A piece of metal of volume 250 cetimetre cube floats in water when 85 percent of it's volume is under water.Calculate the upthrust on the metal.
250*85=21250
well, 250*0.85 = 212.5 cm^3
so it displaces
212.5 grams of water assuming water has density of 1 gram/cm^3
If your book does force in grams, that is the answer.
However that 212.5 grams is really the MASS of water displaced. To get the force up you really should multiply that by g, the acceleration of gravity which would give you force in dynes. g = 981 cm/s^2 on earth approximately
This is the second question in a row which confused mass and weight or force. Are you using the same old physics book I wonder?
Our spring scales would not work on the moon correctly. We would have to multiply the measurement in grams or kilograms by 6 to get the right answer :)
On the other hand a balance scale would work fine.
Surely one can't have a book that old, the binding would be brittle.

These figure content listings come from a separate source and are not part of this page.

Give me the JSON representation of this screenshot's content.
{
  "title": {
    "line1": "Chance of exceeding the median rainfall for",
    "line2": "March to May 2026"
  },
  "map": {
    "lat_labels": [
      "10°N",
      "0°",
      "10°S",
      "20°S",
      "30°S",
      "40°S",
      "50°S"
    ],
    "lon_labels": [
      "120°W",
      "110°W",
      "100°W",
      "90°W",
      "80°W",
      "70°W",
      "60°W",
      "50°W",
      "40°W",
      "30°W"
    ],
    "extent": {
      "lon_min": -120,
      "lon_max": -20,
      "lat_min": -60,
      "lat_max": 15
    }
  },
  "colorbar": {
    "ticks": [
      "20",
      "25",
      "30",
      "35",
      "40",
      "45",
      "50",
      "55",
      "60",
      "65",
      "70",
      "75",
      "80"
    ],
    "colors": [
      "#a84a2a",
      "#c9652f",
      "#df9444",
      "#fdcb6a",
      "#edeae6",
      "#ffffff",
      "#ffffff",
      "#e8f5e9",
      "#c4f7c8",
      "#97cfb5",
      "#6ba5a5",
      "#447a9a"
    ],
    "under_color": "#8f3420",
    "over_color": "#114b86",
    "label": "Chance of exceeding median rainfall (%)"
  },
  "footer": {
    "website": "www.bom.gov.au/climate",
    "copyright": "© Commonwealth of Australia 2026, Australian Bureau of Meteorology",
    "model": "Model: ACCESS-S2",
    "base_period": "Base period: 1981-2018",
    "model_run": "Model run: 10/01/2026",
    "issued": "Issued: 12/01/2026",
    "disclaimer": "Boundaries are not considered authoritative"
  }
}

To calculate the upthrust on the metal, we need to first find the volume of water that is displaced by the metal. Since 85% of the metal's volume is under water, we can calculate the volume of water displaced by multiplying the metal's volume by 85% (0.85).
Metal's volume = 250 cm^3
Volume of water displaced = 250 cm^3 * 0.85 = 212.5 cm^3
Now, we can calculate the upthrust on the metal using Archimedes' principle, which states that the upthrust or buoyant force acting on an object submerged in a fluid is equal to the weight of the fluid it displaces.
The density of water is approximately 1 g/cm^3, so the mass of water displaced by the metal can be calculated as follows:
Mass of water displaced = Volume of water displaced * Density of water
= 212.5 cm^3 * 1 g/cm^3 = 212.5 g
Finally, we can find the upthrust using the formula:
Upthrust = Mass of water displaced * Acceleration due to gravity
Acceleration due to gravity is approximately 9.8 m/s^2. Since the mass is in grams, we need to convert it to kilograms before calculating the upthrust.
Upthrust = 212.5 g * (1 kg / 1000 g) * 9.8 m/s^2
= 2.08 N
Therefore, the upthrust on the metal is approximately 2.08 Newtons.